Oh, how can I forget about my hands and fingers. They are bony, full of hair and skeletons, with veins always showing on them.

Kill Me, God.. Kill Me..

I would say I kind of like my Neck but my beard hair spoil it completely to make an appearance of their own. So WTHeck!! Grrr..

My mustache is crappy and very yeti-like and I don't know ow to either maintain it or to trim it. It feels like it is now growing from my nose too. As for my beard, same shit again... It gets too bulky and heavy and spoils the entire look when tied because of the already shitty cheek bones on my face.

And I still wear a thread to tie by beard.
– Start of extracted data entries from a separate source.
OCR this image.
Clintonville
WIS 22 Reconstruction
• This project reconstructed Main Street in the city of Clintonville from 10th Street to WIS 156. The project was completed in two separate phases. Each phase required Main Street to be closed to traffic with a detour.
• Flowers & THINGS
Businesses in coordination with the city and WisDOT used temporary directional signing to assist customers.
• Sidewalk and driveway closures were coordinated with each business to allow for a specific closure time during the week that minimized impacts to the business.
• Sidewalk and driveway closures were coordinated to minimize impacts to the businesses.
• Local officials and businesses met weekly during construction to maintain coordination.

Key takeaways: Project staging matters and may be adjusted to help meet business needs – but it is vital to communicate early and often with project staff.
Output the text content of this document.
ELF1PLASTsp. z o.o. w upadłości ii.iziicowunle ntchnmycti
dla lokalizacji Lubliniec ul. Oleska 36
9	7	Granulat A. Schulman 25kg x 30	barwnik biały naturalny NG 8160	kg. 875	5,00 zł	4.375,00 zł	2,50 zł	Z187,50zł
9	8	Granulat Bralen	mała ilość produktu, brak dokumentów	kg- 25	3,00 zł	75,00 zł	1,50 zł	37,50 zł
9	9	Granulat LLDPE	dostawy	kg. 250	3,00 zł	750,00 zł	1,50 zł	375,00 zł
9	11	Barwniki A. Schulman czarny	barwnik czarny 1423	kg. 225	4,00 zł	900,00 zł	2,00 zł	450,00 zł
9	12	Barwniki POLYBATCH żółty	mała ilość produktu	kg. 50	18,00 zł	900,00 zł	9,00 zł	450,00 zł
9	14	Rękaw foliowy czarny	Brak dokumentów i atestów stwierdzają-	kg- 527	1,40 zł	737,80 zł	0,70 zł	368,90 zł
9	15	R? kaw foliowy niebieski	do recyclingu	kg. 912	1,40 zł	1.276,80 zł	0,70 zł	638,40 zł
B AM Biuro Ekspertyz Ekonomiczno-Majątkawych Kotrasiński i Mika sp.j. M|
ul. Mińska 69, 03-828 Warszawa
Why the heck did I start with this? Because of my family, True. So that makes me averse to taking more things from my family. And I hate myself more on this as it keeps me at bay from the people I should be most close to, naturally. 

My Skin.. its yucky oily.. so it either goes super dry when I wash my face a lot or become Oil factory, giving competition to Gauri Khan.

My Jaw bone.. Hate it a lot.. It feels only bone, with no mass. What the fuck is that, you fucker - Mr Bhavdeep Singh Chadha!!

I don't like my naval. It has absolutely no shape. Weird gooey type. And my diaphragm actually shows because of my week body.

And to top it all,  or may I say, to be topped by a anyone - I have no ass. Forget about the bubble butt I dream about. And with that flat bums, its shitty hairy!!

I knees...they are so strange as if they are coming out, and its back side is super weak.

I have everything and every fucking thing for appearance to scare the crap put of anyone.

Yes, physical appearance is just a part of fucking "True Love" but it is the first thing that anyone and everyone will notice. But I am the Present life of Bhavdeep Singh Chadha and I suck at looks and even the clothes I wear - For God's sake, I have a badly constructed physical body to be wearing anything and everything which are made for those six pack equipped mannequins.

Shit I have small shoulder but long hands. Even holding my jeans below my naval looks like I am wearing way up the abdomen, if I am right with the words of human anatomy.

And I am not even tall. I want to be tall. Correction - I need to be much Taller.

And I either don't shag or I shag a lot. Making my body averse to any development for the good.

I hate my physical self and so I hate myself. This is what I see in the mirror and I am yet to grow out of the teenage mindset to grow out of the physicality of 'how I look' reality.

What to do?

I think I know.
I dont want to be a teenager any more.

It makes me moody. I want to be my 28 years old self, as of 2nd February 2017.